Tories to finally unveil post-Brexit immigration plan after huge row

Tory Home Secretary Sajid Javid will finally unveil his plan for immigration after Brexit today, with a pledge to "get control over our borders."

Mr Javid will publish the much-delayed White Paper on the proposals, which the Government says will mark the end of free movement.

Under the blueprint, there will be a new visa route for skilled workers and no cap on high-skilled professions such as doctors and engineers.

Mr Javid said: "We are delivering on the clear instruction to get control over our borders and will bring in a new system that works in the interest of the British people.

"It will be a single, skills-based immigration system built around the talent and expertise people can bring, rather than where they come from – maximising the benefits of immigration and demonstrating the UK is open for business."

The document is also expected to include details of the approach to low-skilled workers.

It has been reported they may be able to apply for short-term visas of up to a year.

There have also been reports that the proposals could include a minimum salary requirement of £30,000 for skilled migrants seeking five-year visas.

Diane Abbott MP, Labour’s Shadow Home Secretary, said: “The Government has disgracefully labelled workers on less than £30,000 as low-skilled. Our economy and public services are kept ticking by this majority of workers.

“The Government is not, as it wrongly claims, using a skills-based criteria to meet the needs of our economy and our society.
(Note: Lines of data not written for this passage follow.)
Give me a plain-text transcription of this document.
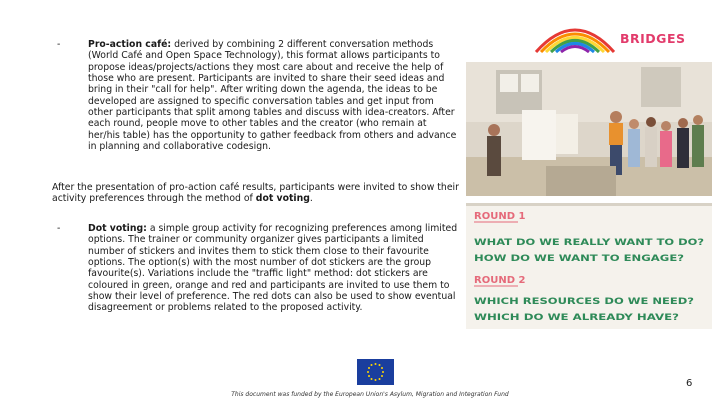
BRIDGES
-	Pro-action café: derived by combining 2 different conversation methods (World Café and Open Space Technology), this format allows participants to propose ideas/projects/actions they most care about and receive the help of those who are present. Participants are invited to share their seed ideas and bring in their "call for help". After writing down the agenda, the ideas to be developed are assigned to specific conversation tables and get input from other participants that split among tables and discuss with idea-creators. After each round, people move to other tables and the creator (who remain at her/his table) has the opportunity to gather feedback from others and advance in planning and collaborative codesign.
After the presentation of pro-action café results, participants were invited to show their activity preferences through the method of dot voting.
-	Dot voting: a simple group activity for recognizing preferences among limited options. The trainer or community organizer gives participants a limited number of stickers and invites them to stick them close to their favourite options. The option(s) with the most number of dot stickers are the group favourite(s). Variations include the "traffic light" method: dot stickers are coloured in green, orange and red and participants are invited to use them to show their level of preference. The red dots can also be used to show eventual disagreement or problems related to the proposed activity.
ROUND 1
WHAT DO WE REALLY WANT TO DO?
HOW DO WE WANT TO ENGAGE?
ROUND 2
WHICH RESOURCES DO WE NEED?
WHICH DO WE ALREADY HAVE?
This document was funded by the European Union's Asylum, Migration and Integration Fund
6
It is using an income-based system which allows derivatives traders free movement but which excludes nurses, social care workers and other professions in which we have severe skills or labour shortages.
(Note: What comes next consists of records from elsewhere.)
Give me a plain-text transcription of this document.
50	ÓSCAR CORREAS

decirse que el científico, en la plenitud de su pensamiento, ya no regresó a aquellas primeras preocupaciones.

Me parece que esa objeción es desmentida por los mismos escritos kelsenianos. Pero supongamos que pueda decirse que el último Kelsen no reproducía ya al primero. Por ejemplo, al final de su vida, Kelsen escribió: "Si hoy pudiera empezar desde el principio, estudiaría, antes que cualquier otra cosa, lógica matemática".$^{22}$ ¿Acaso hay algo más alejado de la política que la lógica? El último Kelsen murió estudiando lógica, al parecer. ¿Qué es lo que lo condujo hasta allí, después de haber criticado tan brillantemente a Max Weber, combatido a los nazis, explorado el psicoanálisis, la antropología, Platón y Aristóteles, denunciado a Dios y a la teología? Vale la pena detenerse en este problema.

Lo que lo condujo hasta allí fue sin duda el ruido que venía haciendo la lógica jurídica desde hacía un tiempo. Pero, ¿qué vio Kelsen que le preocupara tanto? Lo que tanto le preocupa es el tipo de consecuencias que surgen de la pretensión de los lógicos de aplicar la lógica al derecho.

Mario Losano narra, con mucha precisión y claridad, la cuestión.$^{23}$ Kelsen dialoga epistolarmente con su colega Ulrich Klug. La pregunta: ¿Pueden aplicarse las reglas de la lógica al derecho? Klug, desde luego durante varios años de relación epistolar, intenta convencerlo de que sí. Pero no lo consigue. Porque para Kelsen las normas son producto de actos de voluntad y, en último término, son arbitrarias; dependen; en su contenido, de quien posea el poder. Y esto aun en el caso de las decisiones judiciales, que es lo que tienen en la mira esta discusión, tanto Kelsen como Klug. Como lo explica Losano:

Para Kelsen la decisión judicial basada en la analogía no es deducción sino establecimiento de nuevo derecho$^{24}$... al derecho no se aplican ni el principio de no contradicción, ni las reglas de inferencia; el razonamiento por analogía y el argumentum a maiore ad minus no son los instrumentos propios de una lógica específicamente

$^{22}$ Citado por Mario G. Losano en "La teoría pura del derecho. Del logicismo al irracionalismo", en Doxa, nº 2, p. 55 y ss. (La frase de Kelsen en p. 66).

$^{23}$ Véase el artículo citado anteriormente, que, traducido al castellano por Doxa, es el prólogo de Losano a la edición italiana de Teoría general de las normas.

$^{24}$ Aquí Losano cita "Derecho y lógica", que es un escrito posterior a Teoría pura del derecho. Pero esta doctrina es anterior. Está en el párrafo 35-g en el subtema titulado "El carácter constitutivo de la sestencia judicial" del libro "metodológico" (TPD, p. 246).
“The Tories are, once again, using crude anti-migrant rhetoric to try to cover up for their abject failure of managing the economy and the Brexit negotiations.”

Confirming that the White Paper will be published following suggestions it may be further delayed, the Home Office said the UK will have full control over who comes here, with everyone needing permission before they arrive.
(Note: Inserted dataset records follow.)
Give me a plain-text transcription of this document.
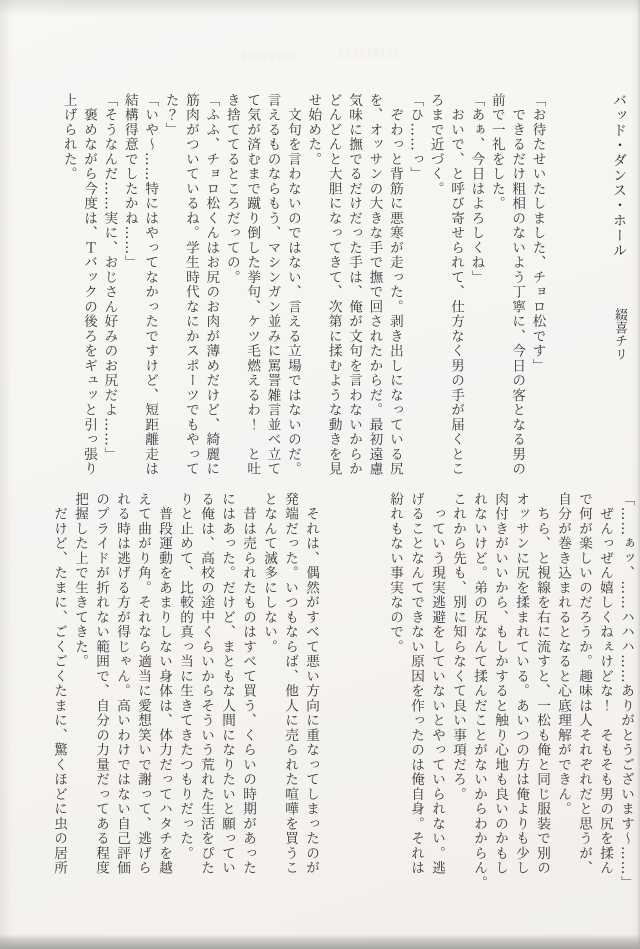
バッド・ダンス・ホール綴喜チリ
「お待たせいたしました、チョロ松です」
　できるだけ粗相のないよう丁寧に、今日の客となる男の
前で一礼をした。
「あぁ、今日はよろしくね」
　おいで、と呼び寄せられて、仕方なく男の手が届くとこ
ろまで近づく。
「ひ……っ」
　ぞわっと背筋に悪寒が走った。剥き出しになっている尻
を、オッサンの大きな手で撫で回されたからだ。最初遠慮
気味に撫でるだけだった手は、俺が文句を言わないからか
どんどんと大胆になってきて、次第に揉むような動きを見
せ始めた。
　文句を言わないのではない、言える立場ではないのだ。
言えるものならもう、マシンガン並みに罵詈雑言並べ立て
て気が済むまで蹴り倒した挙句、ケツ毛燃えるわ！　と吐
き捨ててるところだっての。
「ふふ、チョロ松くんはお尻のお肉が薄めだけど、綺麗に
筋肉がついているね。学生時代なにかスポーツでもやって
た？」
「いや〜……特にはやってなかったですけど、短距離走は
結構得意でしたかね……」
「そうなんだ……実に、おじさん好みのお尻だよ……」
　褒めながら今度は、Ｔバックの後ろをギュッと引っ張り
上げられた。
「……ぁッ、……ハハハ……ありがとうございます〜……」
　ぜんっぜん嬉しくねぇけどな！　そもそも男の尻を揉ん
で何が楽しいのだろうか。趣味は人それぞれだと思うが、
自分が巻き込まれるとなると心底理解ができん。
　ちら、と視線を右に流すと、一松も俺と同じ服装で別の
オッサンに尻を揉まれている。あいつの方は俺よりも少し
肉付きがいいから、もしかすると触り心地も良いのかもし
れないけど。弟の尻なんて揉んだことがないからわからん。
これから先も、別に知らなくて良い事項だろ。
　っていう現実逃避をしていないとやっていられない。逃
げることなんてできない原因を作ったのは俺自身。それは
紛れもない事実なので。
　それは、偶然がすべて悪い方向に重なってしまったのが
発端だった。いつもならば、他人に売られた喧嘩を買うこ
となんて滅多にしない。
　昔は売られたものはすべて買う、くらいの時期があった
にはあった。だけど、まともな人間になりたいと願ってい
る俺は、高校の途中くらいからそういう荒れた生活をぴた
りと止めて、比較的真っ当に生きてきたつもりだった。
　普段運動をあまりしない身体は、体力だってハタチを越
えて曲がり角。それなら適当に愛想笑いで謝って、逃げら
れる時は逃げる方が得じゃん。高いわけではない自己評価
のプライドが折れない範囲で、自分の力量だってある程度
把握した上で生きてきた。
　だけど、たまに、ごくごくたまに、驚くほどに虫の居所
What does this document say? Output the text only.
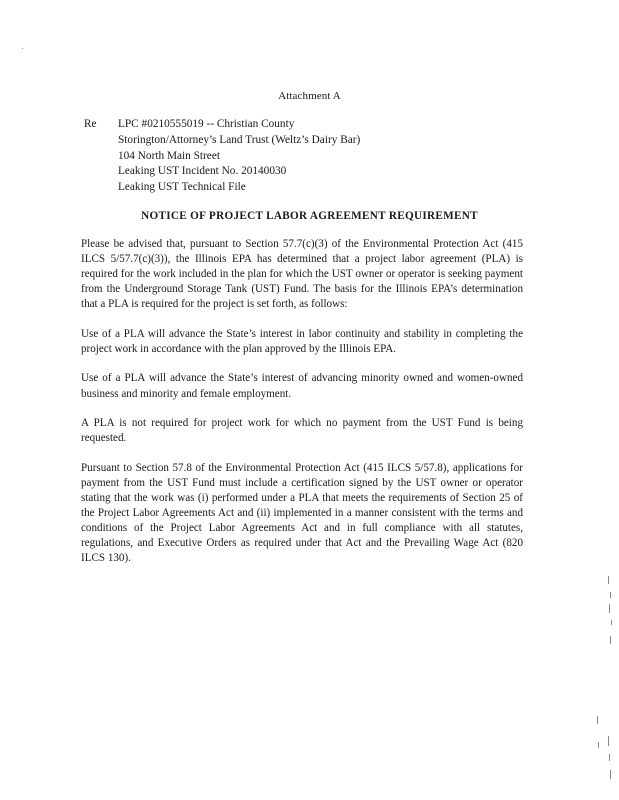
Attachment A
Re LPC #0210555019 -- Christian County
Storington/Attorney’s Land Trust (Weltz’s Dairy Bar)
104 North Main Street
Leaking UST Incident No. 20140030
Leaking UST Technical File
NOTICE OF PROJECT LABOR AGREEMENT REQUIREMENT

Please be advised that, pursuant to Section 57.7(c)(3) of the Environmental Protection Act (415 ILCS 5/57.7(c)(3)), the Illinois EPA has determined that a project labor agreement (PLA) is required for the work included in the plan for which the UST owner or operator is seeking payment from the Underground Storage Tank (UST) Fund. The basis for the Illinois EPA’s determination that a PLA is required for the project is set forth, as follows:

Use of a PLA will advance the State’s interest in labor continuity and stability in completing the project work in accordance with the plan approved by the Illinois EPA.

Use of a PLA will advance the State’s interest of advancing minority owned and women-owned business and minority and female employment.

A PLA is not required for project work for which no payment from the UST Fund is being requested.

Pursuant to Section 57.8 of the Environmental Protection Act (415 ILCS 5/57.8), applications for payment from the UST Fund must include a certification signed by the UST owner or operator stating that the work was (i) performed under a PLA that meets the requirements of Section 25 of the Project Labor Agreements Act and (ii) implemented in a manner consistent with the terms and conditions of the Project Labor Agreements Act and in full compliance with all statutes, regulations, and Executive Orders as required under that Act and the Prevailing Wage Act (820 ILCS 130).
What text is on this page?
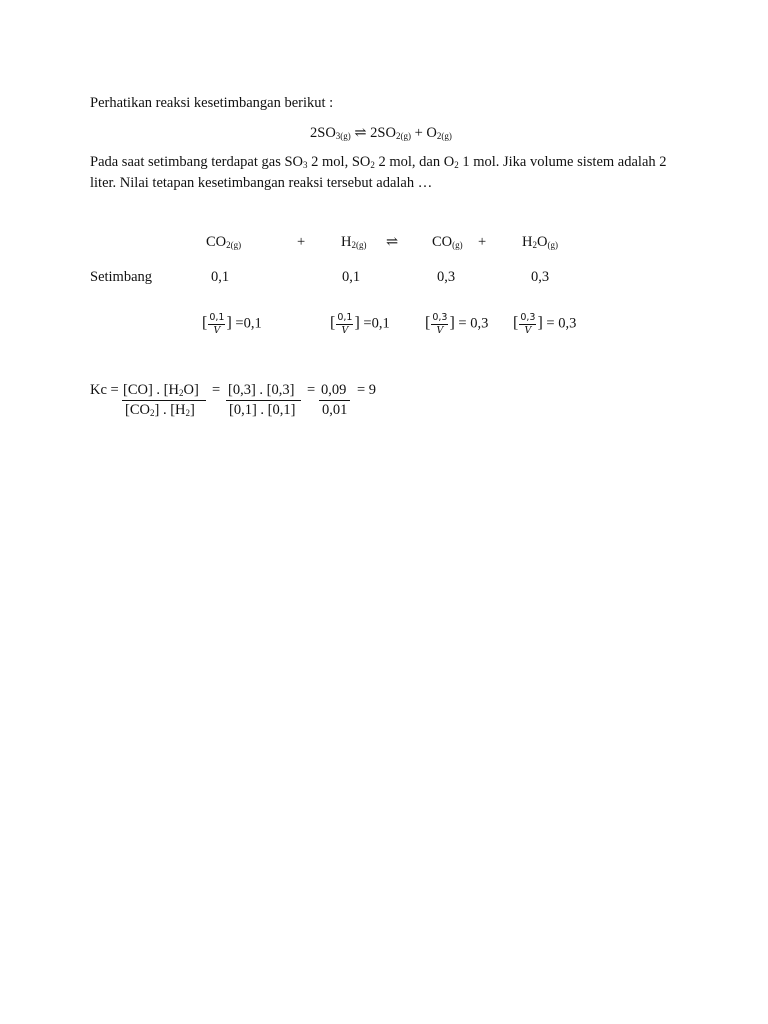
Perhatikan reaksi kesetimbangan berikut :
$2SO_{3(g)}$ ⇌ $2SO_{2(g)} + O_{2(g)}$
Pada saat setimbang terdapat gas $SO_3$ 2 mol, $SO_2$ 2 mol, dan $O_2$ 1 mol. Jika volume sistem adalah 2 liter. Nilai tetapan kesetimbangan reaksi tersebut adalah …
$CO_{2(g)}$	+ $H_{2(g)}$ ⇌ $CO_{(g)} + H_2O_{(g)}$
Setimbang	0,1	0,1	0,3	0,3
[ $\frac{0,1}{V}$ ] =0,1	[ $\frac{0,1}{V}$ ] =0,1 [ $\frac{0,3}{V}$ ] = 0,3 [ $\frac{0,3}{V}$ ] = 0,3
Kc = [CO] . $[H_2O]$
$[CO_2]$ . $[H_2]$
= [0,3] . [0,3]
[0,1] . [0,1]
= 0,09
0,01
= 9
This will enable employers to have access to the skills they need from around the world, while ensuring net migration is reduced to "sustainable levels", the department added.

The new immigration and borders system will be implemented in a "phased" approach from 2021, following the post-exit transition period.

On Thursday, an Immigration and Social Security Coordination (EU Withdrawal) Bill will be presented in the House of Commons.

As well as measures to end free movement, it creates the legal framework for a future, single benefits system that will apply to both EU and non-EU nationals.

The White Paper was initially due to be published more than a year ago, but it was held back while the independent Migration Advisory Committee (MAC) carried out a detailed analysis.

The MAC’s report, published in September, concluded that the new system should make it easier for higher-skilled workers to come to the country.

It recommended ministers scrap an annual cap of 20,700 on the number of visas available under the Tier 2 skilled work scheme, and open up the route to "medium-skilled" jobs.

But it said access to Britain’s jobs market should be restricted for lower-skilled migrants.

There will be focus on whether the Tory target of cutting net migration to the tens of thousands is mentioned in the blueprint.

The target, which has never been met, has been championed by Theresa May.

Mr Javid has backed bringing net migration down to "sustainable levels" but has steered clear of explicitly backing the tens of thousands figure.

Estimated net long-term international migration to the UK – the difference between the numbers arriving and leaving for at least 12 months – was 273,000 in the year to June.

While EU net migration has fallen, sparking claims of a "Brexodus", the latest figures showed non-EU net migration was at the highest level since 2004.